Vivimos en una “atmósfera populista”, nos dice Rosanvallon, que exige una conceptualización del fenómeno, para poder someterlo luego a una crítica democrática. Para ello construye un “tipo ideal” de populismo, basado en algunos teóricos -Chantal Mouffe, Ernesto Laclau, y J. L. Mélenchon (alguien importante en Francia)- y en algunas experiencias, como la de “los Le Pen” franceses. De los cinco rasgos con que define el tipo populista, cuatro corresponden, en espejo, a su teoría de la democracia: la unidad del pueblo, la democracia directa y polarizada, la soberanía de la mayoría, el líder. Uno es novedoso: las emociones y las pasiones.
Este tipo ideal en elaboración todavía tiene debilidades. Necesita de un conocimiento más circunstanciado de las experiencias populistas, que son muy diversas. Rosanvallon debería distinguir mejor entre movimientos que luchan por el poder y regímenes en acción.
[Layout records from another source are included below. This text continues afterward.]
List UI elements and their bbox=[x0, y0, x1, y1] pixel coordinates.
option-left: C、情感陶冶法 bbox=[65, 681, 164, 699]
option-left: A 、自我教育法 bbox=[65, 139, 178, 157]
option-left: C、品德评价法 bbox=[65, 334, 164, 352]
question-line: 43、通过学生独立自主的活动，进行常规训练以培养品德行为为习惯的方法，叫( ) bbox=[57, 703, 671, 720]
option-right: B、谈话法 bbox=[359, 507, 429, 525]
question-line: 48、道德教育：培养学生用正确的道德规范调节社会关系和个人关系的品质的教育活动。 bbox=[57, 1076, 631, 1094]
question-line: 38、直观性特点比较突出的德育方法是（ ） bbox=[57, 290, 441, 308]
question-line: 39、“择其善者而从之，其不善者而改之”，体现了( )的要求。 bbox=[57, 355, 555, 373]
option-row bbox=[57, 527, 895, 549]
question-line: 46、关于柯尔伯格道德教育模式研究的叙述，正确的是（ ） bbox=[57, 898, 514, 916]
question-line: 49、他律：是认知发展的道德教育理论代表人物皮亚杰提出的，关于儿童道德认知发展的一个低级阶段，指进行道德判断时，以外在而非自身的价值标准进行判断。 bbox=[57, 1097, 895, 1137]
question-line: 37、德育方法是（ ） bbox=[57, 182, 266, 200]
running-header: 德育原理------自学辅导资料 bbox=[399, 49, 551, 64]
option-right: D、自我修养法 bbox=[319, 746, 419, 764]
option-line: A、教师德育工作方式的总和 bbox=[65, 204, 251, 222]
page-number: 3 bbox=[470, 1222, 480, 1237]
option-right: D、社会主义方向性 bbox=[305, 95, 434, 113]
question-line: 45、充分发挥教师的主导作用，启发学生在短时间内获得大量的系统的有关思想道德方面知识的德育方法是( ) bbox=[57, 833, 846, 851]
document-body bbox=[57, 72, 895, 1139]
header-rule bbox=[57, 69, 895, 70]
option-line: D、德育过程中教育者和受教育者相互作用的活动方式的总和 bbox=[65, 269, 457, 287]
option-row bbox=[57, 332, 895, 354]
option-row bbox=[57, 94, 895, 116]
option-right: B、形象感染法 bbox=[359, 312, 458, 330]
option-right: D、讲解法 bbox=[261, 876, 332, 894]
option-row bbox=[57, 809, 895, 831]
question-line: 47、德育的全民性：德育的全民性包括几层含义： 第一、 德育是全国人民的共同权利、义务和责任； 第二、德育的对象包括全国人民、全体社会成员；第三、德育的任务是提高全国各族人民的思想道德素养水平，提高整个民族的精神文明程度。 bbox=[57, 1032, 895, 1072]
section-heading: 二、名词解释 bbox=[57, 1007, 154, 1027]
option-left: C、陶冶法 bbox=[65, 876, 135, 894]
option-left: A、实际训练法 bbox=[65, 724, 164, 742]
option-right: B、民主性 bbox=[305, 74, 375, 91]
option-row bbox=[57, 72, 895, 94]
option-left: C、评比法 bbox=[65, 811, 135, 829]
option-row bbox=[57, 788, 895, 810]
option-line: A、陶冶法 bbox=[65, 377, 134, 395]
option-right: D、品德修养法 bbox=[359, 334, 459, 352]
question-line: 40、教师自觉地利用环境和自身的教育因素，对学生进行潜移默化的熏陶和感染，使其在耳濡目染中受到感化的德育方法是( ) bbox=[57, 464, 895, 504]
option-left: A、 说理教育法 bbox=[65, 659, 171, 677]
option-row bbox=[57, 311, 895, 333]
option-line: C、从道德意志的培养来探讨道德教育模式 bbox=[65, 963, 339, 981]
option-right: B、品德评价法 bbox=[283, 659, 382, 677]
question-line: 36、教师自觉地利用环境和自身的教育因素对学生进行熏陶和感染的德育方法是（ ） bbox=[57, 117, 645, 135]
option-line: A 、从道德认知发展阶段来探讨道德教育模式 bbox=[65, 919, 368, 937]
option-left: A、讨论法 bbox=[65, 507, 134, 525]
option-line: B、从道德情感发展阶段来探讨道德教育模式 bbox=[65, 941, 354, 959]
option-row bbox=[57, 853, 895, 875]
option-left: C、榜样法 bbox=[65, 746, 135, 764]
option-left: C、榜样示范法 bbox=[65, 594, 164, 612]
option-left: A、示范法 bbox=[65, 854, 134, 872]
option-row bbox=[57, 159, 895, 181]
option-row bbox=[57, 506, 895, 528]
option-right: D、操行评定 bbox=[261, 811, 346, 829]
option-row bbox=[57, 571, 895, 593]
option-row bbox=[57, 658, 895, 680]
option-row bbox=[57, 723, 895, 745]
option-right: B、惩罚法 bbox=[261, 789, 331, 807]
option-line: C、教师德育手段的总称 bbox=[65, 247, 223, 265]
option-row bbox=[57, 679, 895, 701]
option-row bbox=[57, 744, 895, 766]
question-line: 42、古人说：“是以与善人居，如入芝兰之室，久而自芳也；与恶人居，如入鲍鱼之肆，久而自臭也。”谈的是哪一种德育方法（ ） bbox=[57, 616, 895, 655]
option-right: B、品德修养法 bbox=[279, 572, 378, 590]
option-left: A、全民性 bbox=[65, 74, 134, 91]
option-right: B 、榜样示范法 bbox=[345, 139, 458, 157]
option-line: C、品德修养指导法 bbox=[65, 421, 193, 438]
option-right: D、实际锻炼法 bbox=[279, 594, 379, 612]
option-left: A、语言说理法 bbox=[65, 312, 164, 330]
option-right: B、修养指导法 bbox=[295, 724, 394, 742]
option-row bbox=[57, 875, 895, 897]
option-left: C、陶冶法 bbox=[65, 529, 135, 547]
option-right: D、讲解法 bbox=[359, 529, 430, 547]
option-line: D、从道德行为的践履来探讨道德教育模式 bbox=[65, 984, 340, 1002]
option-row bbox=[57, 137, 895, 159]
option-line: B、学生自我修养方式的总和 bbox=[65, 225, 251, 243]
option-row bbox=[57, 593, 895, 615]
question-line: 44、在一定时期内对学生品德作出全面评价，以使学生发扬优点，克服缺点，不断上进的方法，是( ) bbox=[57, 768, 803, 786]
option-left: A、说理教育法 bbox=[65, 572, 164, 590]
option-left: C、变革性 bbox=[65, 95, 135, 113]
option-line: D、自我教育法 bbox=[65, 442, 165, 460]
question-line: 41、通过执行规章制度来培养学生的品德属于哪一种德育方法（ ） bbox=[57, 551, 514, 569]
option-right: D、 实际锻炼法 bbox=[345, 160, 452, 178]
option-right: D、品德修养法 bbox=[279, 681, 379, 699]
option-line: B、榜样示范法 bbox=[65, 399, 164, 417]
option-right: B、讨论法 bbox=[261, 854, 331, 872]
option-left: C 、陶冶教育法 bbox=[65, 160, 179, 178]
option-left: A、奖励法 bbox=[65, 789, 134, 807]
Salvo la inagotable cantera francesa, los precedentes históricos resultan insuficientes. Sobre todo, dicen poco de pasiones y sentimientos.
De ellos habla en cambio Carl Schorske, por ejemplo, en su ya clásico La Viena de fin de Siglo. Política y cultura, donde entre otros temas estudió el célebre “trío vienés” de 1890-1910: Georg von Schönerer, Karl Lueger y Theodor Herzl. Los tres encajan en el tipo ideal populista. Fueron los artífices de una nueva política basada en la movilización popular mediante consignas antiliberales, la agitación de los sentimientos y la acción de tono elevado y violento. En esa atmósfera vienesa se formó Adolf Hitler, que admiró a los dos primeros; es posible que esa atmósfera nutriera las especulaciones algo posteriores del teórico Carl Schmitt, un autor que inspira a los populistas de hoy.
El gran ausente en este tipo ideal propuesto por Rosanvallon es el fascismo italiano. En El culto del Littorio, Emilio Gentile subrayó la importancia del jefe, la fe en la gente común y en el “colectivo armónico”, la dimensión épica, los mitos y rituales, todos componentes de una religión política. Loris Zanatta subraya siempre la filiación de los populismos en una matriz fascista y, antes que eso, católica. ¿Cómo no pensar en Mussolini cuando se habla del pueblo unánime o del líder carismático?
La crítica al populismo que propone el teórico francés en El siglo del populismo no está destinada a ilustrar a sus seguidores sino a reforzar las convicciones de los ciudadanos racionales. Ellos no deben negar, sino aceptar la legitimidad del disconformismo subyacente, y luego encontrar en el repertorio democrático nuevas formas, que profundicen la relación entre el pueblo soberano y su gobierno, como las que sugirió en La contrademocracia. Solo así se pueden eludir los abismos propuestos por el populismo. Sobre todo porque cuando se convierte en régimen tiende hacia la “democradura”: una democracia que se va haciendo dictadura, de la que Rosanvallon menciona varios ejemplos muy cercanos.
Sin embargo, su propuesta subestima el quinto factor, percibido por Schorske, Gentile y tantos otros: las emociones y las pasiones que sustentan las propuestas iliberales y antirrepublicanas. Para los ciudadanos racionales es difícil competir con el populismo a menos que encuentren la manera de encarar una “batalla cultural”. Se trata de disputar la hegemonía en el terreno del imaginario y el sentido común, dominados por sentimientos y pasiones. Nuestra experiencia cercana nos enseña que es indispensable encontrar la forma de hacerlo.
Publicado en La Nación el 28 de noviembre de 2020.